Universal Subcooled Neutron Source

To obtain the maximum of cold neutron intensity at the WWR-M reactor, we had to place a large hydrogen source into the center of the reactor core. In this case, the extremely high specific heating required a high power method of heat removal. It was found that the best way would be a natural circulation of subcooled liquid hydrogen between the chamber and the external heat exchanger. This method is known as a thermosiphon, but it has not been used regularly with subcooled liquids before. It can maintain the moderator in the chamber a few degrees below the boiling point at the highest reactor power.

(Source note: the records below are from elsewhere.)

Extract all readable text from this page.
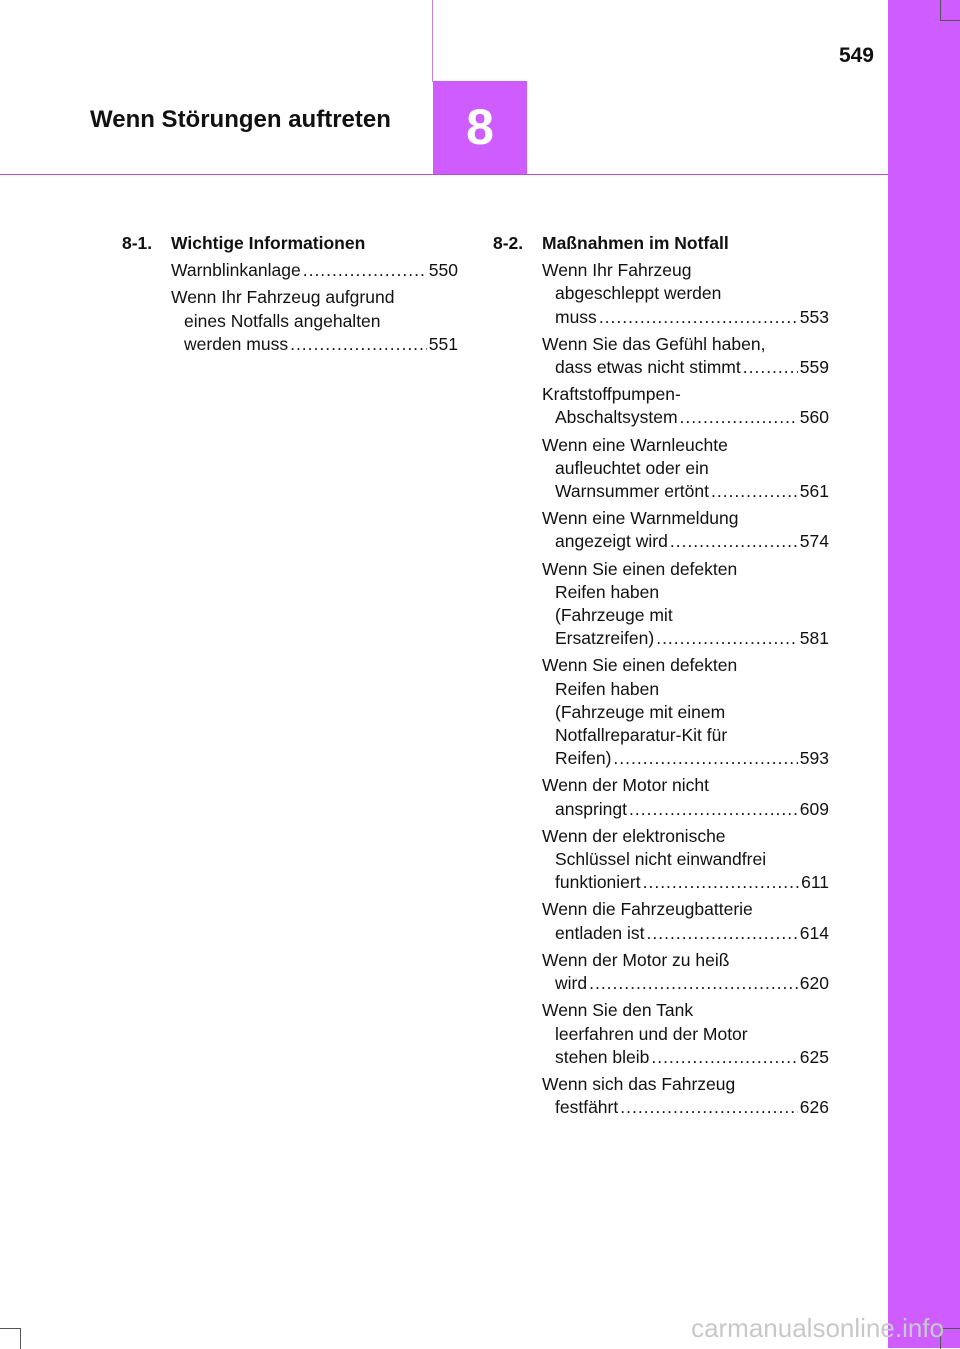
549
Wenn Störungen auftreten	8
8-1.	Wichtige Informationen
Warnblinkanlage .....	550
Wenn Ihr Fahrzeug aufgrund
eines Notfalls angehalten
werden muss .....	551
8-2.	Maßnahmen im Notfall
Wenn Ihr Fahrzeug
abgeschleppt werden
muss .....	553
Wenn Sie das Gefühl haben,
dass etwas nicht stimmt .....	559
Kraftstoffpumpen-
Abschaltsystem .....	560
Wenn eine Warnleuchte
aufleuchtet oder ein
Warnsummer ertönt .....	561
Wenn eine Warnmeldung
angezeigt wird .....	574
Wenn Sie einen defekten
Reifen haben
(Fahrzeuge mit
Ersatzreifen) .....	581
Wenn Sie einen defekten
Reifen haben
(Fahrzeuge mit einem
Notfallreparatur-Kit für
Reifen) .....	593
Wenn der Motor nicht
anspringt .....	609
Wenn der elektronische
Schlüssel nicht einwandfrei
funktioniert .....	611
Wenn die Fahrzeugbatterie
entladen ist .....	614
Wenn der Motor zu heiß
wird .....	620
Wenn Sie den Tank
leerfahren und der Motor
stehen bleib .....	625
Wenn sich das Fahrzeug
festfährt .....	626
carmanualsonline.info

Schematic diagram of the universal liquid hydrogen source
This new neutron source has been operating at the WWR-M reactor since 1986. It is a universal source since it produces both ultracold and polarized cold neutrons. The chamber with the moderator is placed inside the flux trap in the center of the reactor core where the flux is (1.5 - 2).1014n cm-2s-1 for thermal neutrons and 2.1013n cm-2s-1 for neutrons with energy E> 1 MeV The chamber, made of zircalloy, has a volume of 1 liter. The specific nuclear heating was 18-20 W/g for hydrogen and 0.7 W/g for zircalloy. The total nuclear heating with 100 percent hydrogen was 2.8 kW. The liquid mixture of 40 percent of hydrogen and 60 percent of deuterium is used as the moderator. In this case the total nuclear heating is 1.8 kW.

An attractive feature of the source is that the thermosiphon circuit is placed entirely in the cold helium flow, the hydrogen being surrounded by two walls with helium between them and then by vacuum containment. Such an approach to the source design improves heat transfer, allows independent operation of the reactor and of the source and substantially increases the reliability of the construction and the hydrogen safety.